# PROJECT 1 :HVAC Demand Forecasting System
Business Domain: HVAC Manufacturing and Supply Chain
Objective: Predicted monthly HVAC demand with 80% accuracy to optimize production and inventory management.
Achievements: Built a forecasting model that achieved 90% accuracy in predicting HVAC demand for the next 20 months, reducing inventory costs by 30%.

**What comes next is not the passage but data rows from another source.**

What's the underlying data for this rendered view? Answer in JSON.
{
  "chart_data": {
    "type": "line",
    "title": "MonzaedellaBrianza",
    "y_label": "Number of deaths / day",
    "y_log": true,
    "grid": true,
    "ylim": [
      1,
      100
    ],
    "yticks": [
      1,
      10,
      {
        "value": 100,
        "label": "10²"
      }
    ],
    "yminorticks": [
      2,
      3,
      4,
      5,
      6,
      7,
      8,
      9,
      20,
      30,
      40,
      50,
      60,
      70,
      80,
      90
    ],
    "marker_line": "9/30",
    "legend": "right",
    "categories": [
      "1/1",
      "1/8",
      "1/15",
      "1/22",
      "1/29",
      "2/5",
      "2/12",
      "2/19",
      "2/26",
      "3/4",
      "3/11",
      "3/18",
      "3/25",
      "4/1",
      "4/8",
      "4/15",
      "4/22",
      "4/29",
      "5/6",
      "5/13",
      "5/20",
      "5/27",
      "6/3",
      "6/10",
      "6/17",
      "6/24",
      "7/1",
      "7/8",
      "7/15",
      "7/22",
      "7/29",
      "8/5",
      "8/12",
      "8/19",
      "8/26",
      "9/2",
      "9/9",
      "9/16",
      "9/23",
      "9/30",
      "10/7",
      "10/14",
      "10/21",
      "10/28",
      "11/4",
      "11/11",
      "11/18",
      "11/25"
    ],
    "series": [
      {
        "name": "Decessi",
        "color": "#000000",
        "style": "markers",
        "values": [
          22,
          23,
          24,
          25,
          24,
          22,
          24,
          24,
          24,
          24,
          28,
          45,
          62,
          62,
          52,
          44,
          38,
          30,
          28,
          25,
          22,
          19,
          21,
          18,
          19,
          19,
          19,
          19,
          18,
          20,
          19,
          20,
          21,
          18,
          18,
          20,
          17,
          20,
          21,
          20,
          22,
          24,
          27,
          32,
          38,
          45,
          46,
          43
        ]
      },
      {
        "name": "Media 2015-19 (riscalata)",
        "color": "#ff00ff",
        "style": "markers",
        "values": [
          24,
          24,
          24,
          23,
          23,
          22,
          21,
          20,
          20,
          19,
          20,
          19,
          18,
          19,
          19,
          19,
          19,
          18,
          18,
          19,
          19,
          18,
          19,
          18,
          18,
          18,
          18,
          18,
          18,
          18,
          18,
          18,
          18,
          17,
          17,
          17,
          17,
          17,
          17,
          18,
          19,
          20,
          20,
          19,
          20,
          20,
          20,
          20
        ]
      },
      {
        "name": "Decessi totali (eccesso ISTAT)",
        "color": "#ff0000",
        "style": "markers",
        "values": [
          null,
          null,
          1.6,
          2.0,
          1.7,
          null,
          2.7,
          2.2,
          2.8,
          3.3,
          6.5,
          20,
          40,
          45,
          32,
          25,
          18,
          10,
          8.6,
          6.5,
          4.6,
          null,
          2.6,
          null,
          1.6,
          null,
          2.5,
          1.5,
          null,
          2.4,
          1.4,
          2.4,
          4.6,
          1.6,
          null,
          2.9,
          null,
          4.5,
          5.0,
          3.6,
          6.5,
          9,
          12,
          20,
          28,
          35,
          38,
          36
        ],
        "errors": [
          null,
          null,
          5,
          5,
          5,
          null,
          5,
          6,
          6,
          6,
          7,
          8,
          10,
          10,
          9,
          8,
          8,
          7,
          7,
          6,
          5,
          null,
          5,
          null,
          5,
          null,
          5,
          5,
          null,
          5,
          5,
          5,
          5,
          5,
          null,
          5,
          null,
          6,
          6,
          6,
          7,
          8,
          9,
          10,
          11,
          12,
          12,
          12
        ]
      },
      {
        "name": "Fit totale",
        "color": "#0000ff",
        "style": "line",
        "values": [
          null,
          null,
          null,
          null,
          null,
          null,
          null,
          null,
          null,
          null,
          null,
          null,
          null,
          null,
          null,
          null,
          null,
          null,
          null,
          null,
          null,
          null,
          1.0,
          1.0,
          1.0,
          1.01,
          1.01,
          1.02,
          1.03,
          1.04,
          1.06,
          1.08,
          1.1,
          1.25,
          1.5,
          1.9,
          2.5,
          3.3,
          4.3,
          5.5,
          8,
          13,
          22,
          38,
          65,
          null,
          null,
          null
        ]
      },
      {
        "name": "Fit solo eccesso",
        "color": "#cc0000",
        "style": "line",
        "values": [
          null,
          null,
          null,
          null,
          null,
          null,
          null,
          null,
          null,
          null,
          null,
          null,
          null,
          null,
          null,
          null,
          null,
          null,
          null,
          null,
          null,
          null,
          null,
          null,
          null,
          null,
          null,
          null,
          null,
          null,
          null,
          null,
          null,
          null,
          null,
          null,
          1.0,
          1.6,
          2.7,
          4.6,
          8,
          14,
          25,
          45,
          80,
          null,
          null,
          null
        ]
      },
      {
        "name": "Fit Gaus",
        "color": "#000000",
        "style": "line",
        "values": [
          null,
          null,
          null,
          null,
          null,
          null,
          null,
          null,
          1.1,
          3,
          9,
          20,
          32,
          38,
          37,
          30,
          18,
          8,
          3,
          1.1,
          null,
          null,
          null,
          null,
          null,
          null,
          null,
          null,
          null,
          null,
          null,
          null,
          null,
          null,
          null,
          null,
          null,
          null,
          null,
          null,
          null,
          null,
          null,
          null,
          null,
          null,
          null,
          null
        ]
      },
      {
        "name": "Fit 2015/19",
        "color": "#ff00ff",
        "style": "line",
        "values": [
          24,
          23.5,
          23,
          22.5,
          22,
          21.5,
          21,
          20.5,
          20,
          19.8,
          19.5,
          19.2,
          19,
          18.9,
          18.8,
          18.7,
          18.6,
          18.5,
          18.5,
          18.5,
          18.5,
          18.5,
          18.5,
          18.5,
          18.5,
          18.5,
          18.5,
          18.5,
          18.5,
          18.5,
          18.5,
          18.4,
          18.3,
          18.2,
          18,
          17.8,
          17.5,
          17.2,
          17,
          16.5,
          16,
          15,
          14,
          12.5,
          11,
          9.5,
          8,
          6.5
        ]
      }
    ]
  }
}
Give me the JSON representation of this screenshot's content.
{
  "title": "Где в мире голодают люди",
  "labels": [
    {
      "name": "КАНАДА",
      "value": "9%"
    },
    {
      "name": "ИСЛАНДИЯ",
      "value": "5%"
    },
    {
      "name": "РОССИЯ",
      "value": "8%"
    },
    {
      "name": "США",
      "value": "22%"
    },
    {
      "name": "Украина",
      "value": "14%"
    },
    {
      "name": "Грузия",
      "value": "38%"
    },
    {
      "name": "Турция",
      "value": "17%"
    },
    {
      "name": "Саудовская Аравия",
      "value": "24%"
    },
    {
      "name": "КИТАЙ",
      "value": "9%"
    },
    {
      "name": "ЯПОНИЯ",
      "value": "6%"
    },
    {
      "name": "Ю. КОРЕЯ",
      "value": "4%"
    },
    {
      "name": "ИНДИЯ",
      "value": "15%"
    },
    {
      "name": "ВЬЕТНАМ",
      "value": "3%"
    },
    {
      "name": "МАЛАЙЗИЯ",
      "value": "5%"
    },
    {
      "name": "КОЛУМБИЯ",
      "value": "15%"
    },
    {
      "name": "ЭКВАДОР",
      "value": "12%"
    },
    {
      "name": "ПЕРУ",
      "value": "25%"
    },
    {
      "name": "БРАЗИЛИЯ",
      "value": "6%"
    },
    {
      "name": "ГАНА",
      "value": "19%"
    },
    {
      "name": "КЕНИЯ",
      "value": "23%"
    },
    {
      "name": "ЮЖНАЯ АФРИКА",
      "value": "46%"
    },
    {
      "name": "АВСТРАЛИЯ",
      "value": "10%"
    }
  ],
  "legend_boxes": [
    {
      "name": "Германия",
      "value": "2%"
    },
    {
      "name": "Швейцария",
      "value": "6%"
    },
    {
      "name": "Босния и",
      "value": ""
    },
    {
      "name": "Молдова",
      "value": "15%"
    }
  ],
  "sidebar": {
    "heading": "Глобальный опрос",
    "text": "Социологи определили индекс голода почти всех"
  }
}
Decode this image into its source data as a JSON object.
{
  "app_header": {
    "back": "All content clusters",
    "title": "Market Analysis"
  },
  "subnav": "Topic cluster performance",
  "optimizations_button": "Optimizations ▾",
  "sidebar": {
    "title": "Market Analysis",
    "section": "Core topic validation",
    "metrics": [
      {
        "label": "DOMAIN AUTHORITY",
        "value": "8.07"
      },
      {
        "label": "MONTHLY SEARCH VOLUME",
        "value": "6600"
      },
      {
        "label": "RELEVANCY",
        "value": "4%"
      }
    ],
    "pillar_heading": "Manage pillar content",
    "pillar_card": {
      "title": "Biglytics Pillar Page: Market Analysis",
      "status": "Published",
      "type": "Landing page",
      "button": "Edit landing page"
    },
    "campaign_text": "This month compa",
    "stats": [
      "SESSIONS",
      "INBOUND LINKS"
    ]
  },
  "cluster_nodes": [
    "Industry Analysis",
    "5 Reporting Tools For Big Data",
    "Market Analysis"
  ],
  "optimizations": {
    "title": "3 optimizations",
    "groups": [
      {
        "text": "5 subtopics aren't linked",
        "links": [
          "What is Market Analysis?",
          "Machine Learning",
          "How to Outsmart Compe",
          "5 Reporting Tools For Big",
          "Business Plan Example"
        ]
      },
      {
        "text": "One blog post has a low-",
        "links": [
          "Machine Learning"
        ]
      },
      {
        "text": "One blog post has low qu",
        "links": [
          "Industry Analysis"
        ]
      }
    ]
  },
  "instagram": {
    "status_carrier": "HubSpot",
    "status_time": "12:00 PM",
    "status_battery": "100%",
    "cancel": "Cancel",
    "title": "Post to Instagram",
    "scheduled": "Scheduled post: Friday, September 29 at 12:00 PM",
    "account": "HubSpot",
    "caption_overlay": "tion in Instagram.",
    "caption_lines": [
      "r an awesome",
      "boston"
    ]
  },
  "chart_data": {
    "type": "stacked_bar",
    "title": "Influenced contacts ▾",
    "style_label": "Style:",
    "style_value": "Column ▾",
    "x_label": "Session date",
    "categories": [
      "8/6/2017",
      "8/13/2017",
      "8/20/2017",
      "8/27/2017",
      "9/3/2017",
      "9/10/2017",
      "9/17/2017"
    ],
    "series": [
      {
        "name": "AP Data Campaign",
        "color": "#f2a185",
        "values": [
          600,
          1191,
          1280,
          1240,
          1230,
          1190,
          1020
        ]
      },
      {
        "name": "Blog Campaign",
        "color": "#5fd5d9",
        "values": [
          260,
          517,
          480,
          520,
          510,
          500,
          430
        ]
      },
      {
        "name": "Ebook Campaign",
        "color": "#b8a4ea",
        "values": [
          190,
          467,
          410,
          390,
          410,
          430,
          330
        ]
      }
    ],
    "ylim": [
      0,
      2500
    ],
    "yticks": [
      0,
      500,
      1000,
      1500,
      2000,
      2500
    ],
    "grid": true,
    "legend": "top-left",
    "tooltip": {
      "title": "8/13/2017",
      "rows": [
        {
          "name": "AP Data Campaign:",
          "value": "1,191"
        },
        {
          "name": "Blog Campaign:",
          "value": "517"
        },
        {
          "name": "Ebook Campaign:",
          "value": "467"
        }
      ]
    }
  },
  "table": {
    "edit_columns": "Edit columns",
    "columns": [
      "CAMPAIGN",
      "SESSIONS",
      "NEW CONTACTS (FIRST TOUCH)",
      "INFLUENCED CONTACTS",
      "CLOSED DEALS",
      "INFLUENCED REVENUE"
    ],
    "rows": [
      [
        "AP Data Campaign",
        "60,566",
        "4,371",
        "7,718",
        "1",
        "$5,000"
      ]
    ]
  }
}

Challenges Resolved: Addressed seasonal demand variations and sparse historical data by implementing advanced feature engineering and model tuning.
Skills Learned: Time series forecasting, feature extraction, seasonal analysis, and production planning optimization.
Algorithms Used: SARIMA, Prophet, XGBoost, TimeGPT and LSTM for time series analysis.
# PROJECT 2 : Anomaly Detection in Financial Transactions
Business Domain: Semiconductor Manufacturing – Finance and Operations
Objective: Identified anomalies in 100,000+ financial and operational records to enhance transaction accuracy and detect fraud.
Achievements: Automated anomaly detection with 75% accuracy, reduced manual efforts by 60%.
Challenges Resolved: Addressed data imbalance, high dimensionality, and noise using advanced preprocessing and dimensionality reduction techniques.
Skills Learned: Unsupervised learning, financial data preprocessing, feature engineering, scalable pipeline development, and dashboard integration.
Algorithms Used: Isolation Forest, Autoencoders, DBSCAN, PCA, and LOF.
Deployment: Delivered a live system integrated with business intelligence tools for real-time anomaly detection and reporting.